手术同意书传达关键信息;然而,其复杂的语言可能会限制患者的理解。大语言模型(LLMs)可以简化复杂信息并提高可读性,但缺乏关于大语言模型生成的修改对非英语同意书内容保留影响的证据。
本研究评估大语言模型辅助编辑对韩国手术同意书(特别是标准化肝切除术的同意文件)在多个机构中的可读性和内容质量的影响。
从7家韩国医疗机构收集标准化肝切除术同意书,并使用ChatGPT-4o对这些表格进行简化。此后,使用KReaD和Natmal指数评估可读性,同时根据字符数、单词数、句子数、每个句子的单词数和难词比例评估文本结构。通过7位肝切除专家的评估,对4个领域(风险、益处、替代方案和总体印象)的内容质量进行分析。使用配对双侧t检验进行统计比较,并应用线性混合效应模型来考虑机构和评估者的变异性。
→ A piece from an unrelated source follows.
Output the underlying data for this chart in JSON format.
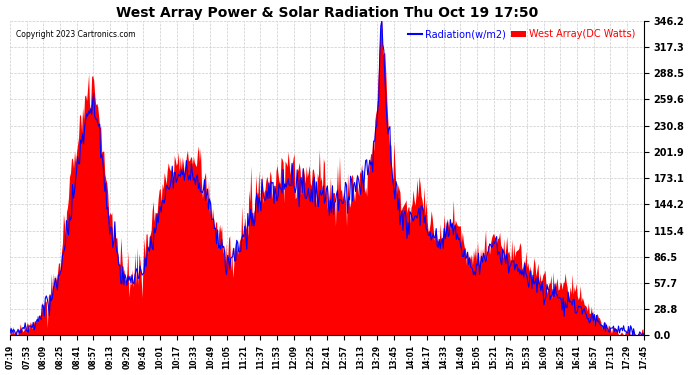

人工智能辅助编辑显著提高了可读性,KReaD分数从1777(标准差28.47)降至1335.6(标准差59.95)(P<.001),Natmal分数从1452.3(标准差88.67)降至1245.3(标准差96.96)(P=.007)。句子长度和难词比例显著降低,有助于提高易读性(P<.05)。然而,内容质量分析显示风险描述分数有所下降(之前:2.29,标准差0.47;之后:1.92,标准差0.32;P=.06)和总体印象分数有所下降(之前:2.21,标准差0.49;之后:1.71,标准差0.64;P=.13)。线性混合效应模型证实风险描述(β₁=-0.371;P=.01)和总体印象(β₁=-0.500;P=.03)显著降低,表明关键安全信息可能存在遗漏。尽管如此,定性分析表明评估者未发现明确的遗漏,但认为文本过于简化且专业性不足。
尽管大语言模型辅助的手术同意书显著提高了可读性,但它们可能会损害内容完整性的某些方面,特别是在风险披露方面。这些发现凸显了需要一种平衡的方法,在确保医疗和法律准确性的同时保持易读性。未来的研究应包括以患者为中心的评估,以评估理解和知情决策,以及更广泛的多语言验证,以确定大语言模型在不同医疗环境中的适用性。